Cientistas identificam molécula inédita para estudos oncológicos

Uma das etapas importantes da busca por novos medicamentos é encontrar uma molécula que seja capaz de impedir o funcionamento de uma proteína-chave ligada à enfermidade. Muitas vezes os cientistas encontram moléculas que interrompem o funcionamento de proteínas-alvo da doença, mas de nada vale se esta molécula também se ligar a uma gama de outras proteínas que não estão envolvidas no processo. Por esta razão, uma boa molécula candidata a medicamento deve ser seletiva, específica e potente.

Recentemente, em um esforço conjunto, um grupo de pesquisadores do Centro de Química Medicinal da Unicamp (CQMED) e do Aché Laboratórios Farmacêuticos encontraram uma molécula bastante seletiva e com aplicação inédita em enzimas envolvidas em contextos oncológicos. Essa molécula foi capaz de inibir as proteínas DYRK1A e DYRK1B, abundantes em processos tumorais. O estudo foi publicado recentemente na revista científica Bioorganic & Medicinal Chemistry Letters.

“Nosso objetivo foi encontrar um inibidor que fosse seletivo e potente para agir nas proteínas DYRK1 para então explorar esse potencial terapêutico da molécula”, explica Rafael Couñago, pesquisador principal do CQMED e autor do estudo.

A molécula inibidora se liga tanto na DYRK1A quanto à DYRK1B, que são muito semelhantes do ponto de vista estrutural. Ambas são enzimas do tipo quinase, que tem sido consideradas bom alvos para o desenvolvimento de estratégias terapêuticas ao longo dos últimos anos.

Dada a sua relação com processos tumorais, a DYRK1 A é uma quinase bastante estudada pelos cientistas. Entretanto, até então, todos os inibidores desta proteína não eram seletivos o suficiente, atingindo toda uma família de quinases, o que inviabilizava o avanço no uso destes inibidores em terapias em decorrência da sua toxicidade, explica Couñago.

Neste trabalho, a grande novidade foi que os autores criaram uma molécula inibidora a partir de um núcleo químico inédito daqueles já reportado na literatura científica para estas proteínas. “O uso deste núcleo químico tornou a molécula mais seletiva, sendo consideravelmente mais potente contra as DYRK1 do que contra outras proteínas humanas”, esclarece Couñago.

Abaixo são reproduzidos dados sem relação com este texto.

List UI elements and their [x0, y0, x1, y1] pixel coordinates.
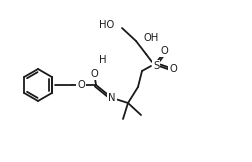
Text: H: H: [99, 55, 107, 65]
Text: O: O: [169, 64, 177, 74]
Text: O: O: [90, 69, 98, 79]
Text: O: O: [160, 46, 168, 56]
Text: S: S: [153, 61, 159, 71]
Text: OH: OH: [144, 33, 159, 43]
Text: HO: HO: [99, 20, 114, 30]
Text: N: N: [108, 93, 116, 103]
Text: O: O: [77, 80, 85, 90]
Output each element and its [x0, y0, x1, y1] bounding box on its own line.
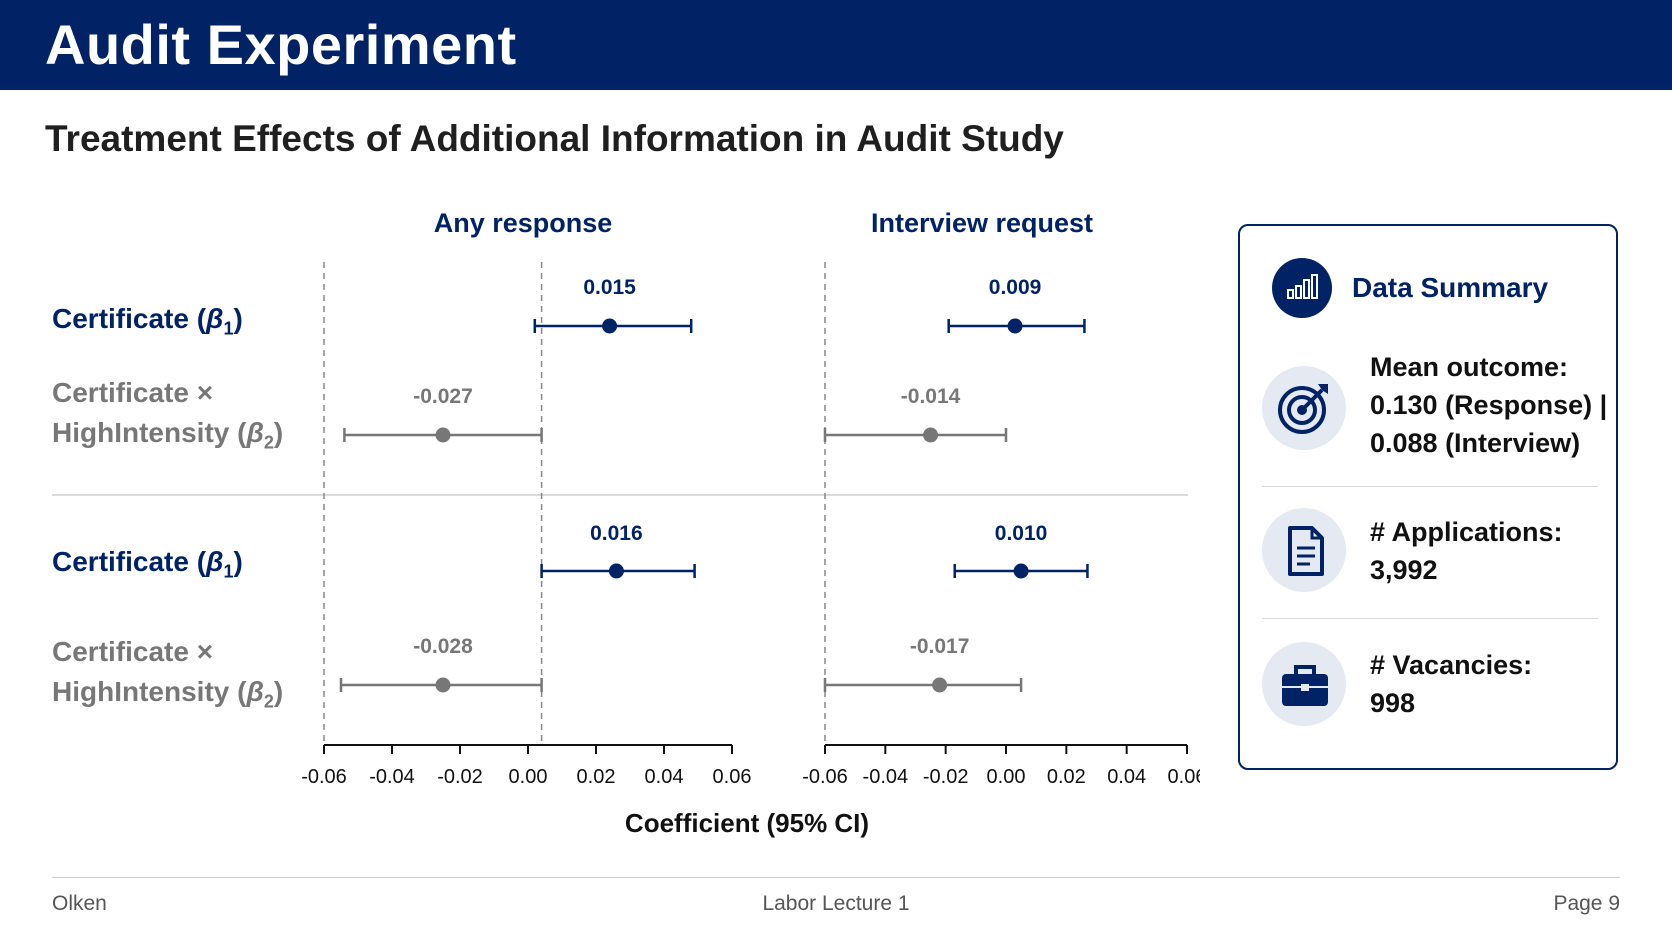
briefcase-icon	[1262, 642, 1346, 726]
point-estimate	[1013, 563, 1029, 579]
x-tick-label: -0.02	[923, 766, 969, 788]
x-tick-label: -0.04	[369, 766, 415, 788]
data-label: -0.027	[413, 385, 473, 408]
row-label-line2: HighIntensity (	[52, 676, 247, 707]
point-estimate	[602, 318, 618, 334]
data-label: 0.010	[995, 522, 1048, 545]
row-label-line2: HighIntensity (	[52, 417, 247, 448]
stat-line: Mean outcome:	[1370, 352, 1569, 382]
stat-line: 0.130 (Response) |	[1370, 390, 1608, 420]
data-summary-card: Data Summary Mean outcome: 0.130 (Respon…	[1238, 224, 1618, 770]
point-estimate	[932, 677, 948, 693]
beta-subscript: 1	[223, 561, 234, 582]
beta-subscript: 1	[223, 318, 234, 339]
data-label: -0.014	[901, 385, 961, 408]
divider	[1262, 486, 1598, 487]
x-tick-label: 0.02	[1047, 766, 1086, 788]
footer-author: Olken	[52, 892, 107, 915]
beta-subscript: 2	[263, 432, 274, 453]
bar-chart-icon	[1272, 258, 1332, 318]
data-label: -0.017	[910, 635, 970, 658]
target-icon	[1262, 366, 1346, 450]
data-label: 0.015	[583, 276, 636, 299]
footer-page-number: Page 9	[1553, 892, 1620, 915]
panel-title: Any response	[434, 208, 613, 238]
x-tick-label: 0.06	[713, 766, 752, 788]
point-estimate	[608, 563, 624, 579]
row-label-line1: Certificate ×	[52, 636, 214, 667]
row-label-close: )	[233, 546, 243, 577]
point-estimate	[1007, 318, 1023, 334]
x-tick-label: 0.06	[1168, 766, 1200, 788]
beta-symbol: β	[206, 303, 224, 334]
row-label-certificate-2: Certificate (β1)	[52, 542, 243, 592]
row-label-close: )	[273, 676, 284, 707]
point-estimate	[435, 677, 451, 693]
row-label-interaction-1: Certificate × HighIntensity (β2)	[52, 373, 283, 463]
row-label-text: Certificate (	[52, 546, 207, 577]
stat-line: 0.088 (Interview)	[1370, 428, 1581, 458]
x-tick-label: -0.04	[863, 766, 909, 788]
x-axis-label: Coefficient (95% CI)	[625, 808, 869, 838]
header-bar: Audit Experiment	[0, 0, 1672, 90]
footer-divider	[52, 877, 1620, 878]
mean-outcome-stat: Mean outcome: 0.130 (Response) | 0.088 (…	[1370, 348, 1610, 462]
data-label: -0.028	[413, 635, 473, 658]
data-label: 0.009	[989, 276, 1042, 299]
row-label-line1: Certificate ×	[52, 377, 214, 408]
data-label: 0.016	[590, 522, 643, 545]
row-label-interaction-2: Certificate × HighIntensity (β2)	[52, 632, 283, 722]
stat-line: 3,992	[1370, 555, 1438, 585]
coefficient-chart: Any response -0.06 -0.04 -0.02 0.00 0.02 0.04 0…	[52, 208, 1200, 838]
vacancies-stat: # Vacancies: 998	[1370, 646, 1610, 722]
x-tick-label: 0.02	[577, 766, 616, 788]
page-title: Audit Experiment	[45, 13, 517, 76]
beta-symbol: β	[246, 676, 264, 707]
beta-subscript: 2	[263, 691, 274, 712]
stat-line: # Applications:	[1370, 517, 1563, 547]
x-tick-label: 0.04	[645, 766, 684, 788]
stat-line: # Vacancies:	[1370, 650, 1533, 680]
summary-title: Data Summary	[1352, 272, 1549, 303]
x-tick-label: 0.00	[509, 766, 548, 788]
x-tick-label: 0.00	[987, 766, 1026, 788]
point-estimate	[435, 427, 451, 443]
beta-symbol: β	[206, 546, 224, 577]
x-tick-label: 0.04	[1107, 766, 1146, 788]
stat-line: 998	[1370, 688, 1416, 718]
row-label-close: )	[233, 303, 243, 334]
footer-course: Labor Lecture 1	[762, 892, 910, 915]
x-tick-label: -0.06	[802, 766, 848, 788]
chart-subtitle: Treatment Effects of Additional Informat…	[45, 118, 1064, 159]
row-label-close: )	[273, 417, 284, 448]
applications-stat: # Applications: 3,992	[1370, 513, 1610, 589]
beta-symbol: β	[246, 417, 264, 448]
row-label-text: Certificate (	[52, 303, 207, 334]
row-label-certificate-1: Certificate (β1)	[52, 299, 243, 349]
document-icon	[1262, 508, 1346, 592]
divider	[1262, 618, 1598, 619]
panel-title: Interview request	[871, 208, 1093, 238]
x-tick-label: -0.02	[437, 766, 483, 788]
point-estimate	[923, 427, 939, 443]
x-tick-label: -0.06	[301, 766, 347, 788]
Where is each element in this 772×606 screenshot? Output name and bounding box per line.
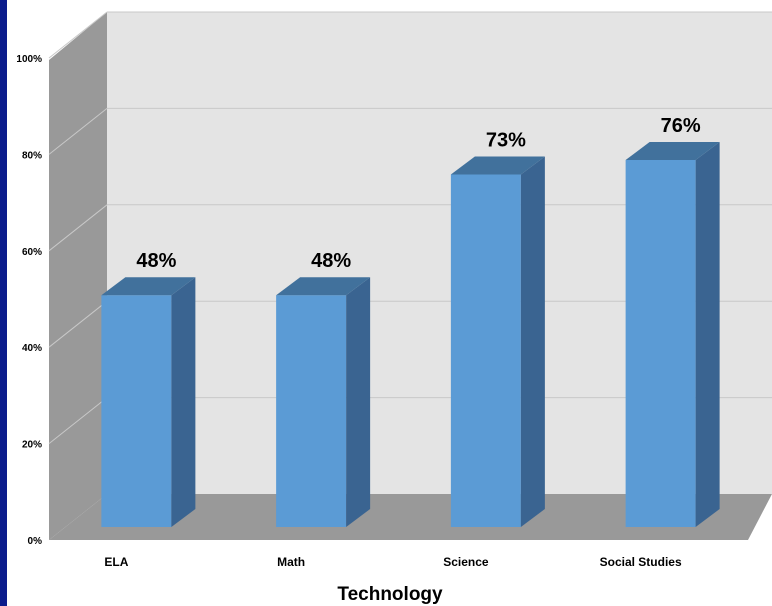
bar-front (276, 295, 346, 527)
y-tick-label: 20% (22, 440, 42, 451)
bar-front (101, 295, 171, 527)
bar-front (451, 174, 521, 527)
x-category-label: Science (443, 555, 489, 569)
x-axis-categories: ELA Math Science Social Studies (104, 555, 682, 569)
y-tick-label: 60% (22, 247, 42, 258)
bar-side (171, 277, 195, 527)
y-axis-ticks: 0% 20% 40% 60% 80% 100% (16, 54, 42, 547)
y-tick-label: 40% (22, 343, 42, 354)
data-label: 76% (661, 115, 701, 137)
bar-front (626, 160, 696, 527)
data-label: 73% (486, 129, 526, 151)
bar-side (521, 156, 545, 527)
y-tick-label: 0% (28, 536, 43, 547)
data-label: 48% (311, 250, 351, 272)
side-wall (49, 12, 107, 540)
y-tick-label: 100% (16, 54, 42, 65)
x-axis-title: Technology (337, 584, 443, 605)
bar-side (696, 142, 720, 527)
data-label: 48% (136, 250, 176, 272)
x-category-label: Social Studies (600, 555, 682, 569)
bar-side (346, 277, 370, 527)
y-tick-label: 80% (22, 150, 42, 161)
x-category-label: ELA (104, 555, 128, 569)
x-category-label: Math (277, 555, 305, 569)
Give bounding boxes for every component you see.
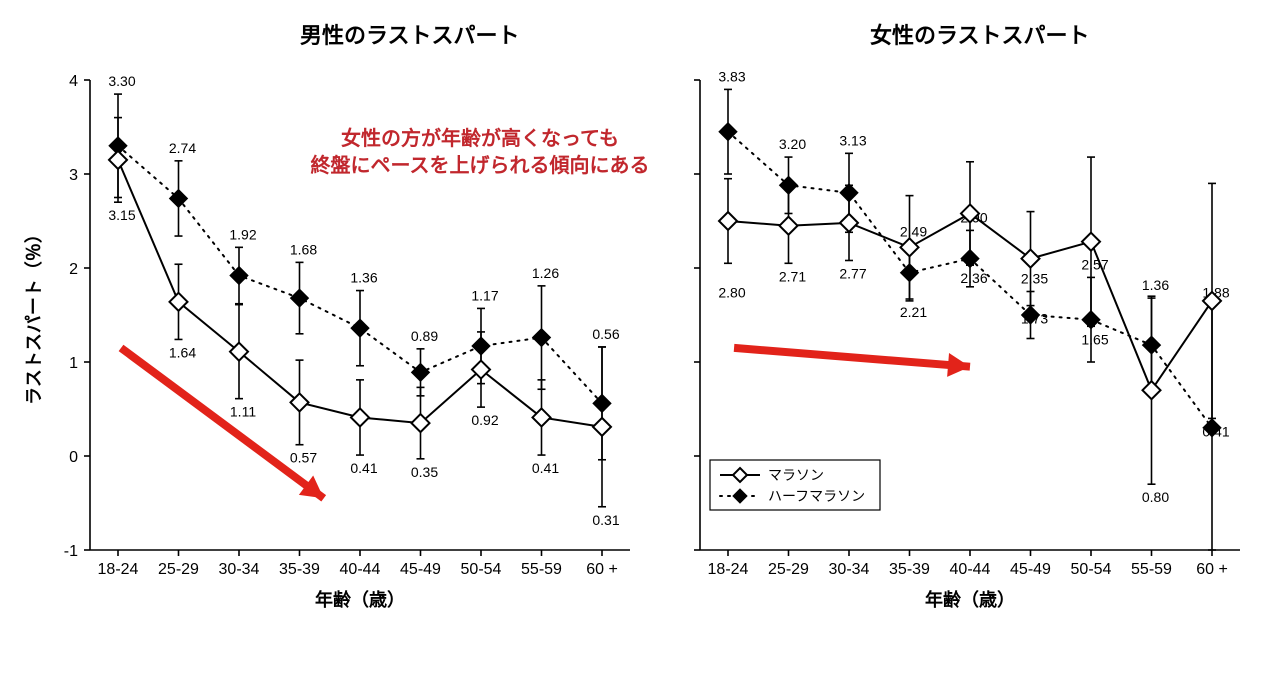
svg-text:1.11: 1.11 xyxy=(230,404,256,420)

Os autores testaram a nova molécula em 480 quinases e observaram que o composto inibiu a DYRK1A e DYRK1B. “O padrão de seletividade é totalmente diferente do que existia até então e é complementar ao que já se conhece na literatura”, explica Hatylas Azevedo, gerente de Pesquisa e Desenvolvimento no Aché Laboratórios Farmacêuticos e autor do estudo. “Temos, portanto, uma nova ferramenta que vai ajudar a investigar o papel dessa quinase em contextos oncológicos”, complementa Azevedo.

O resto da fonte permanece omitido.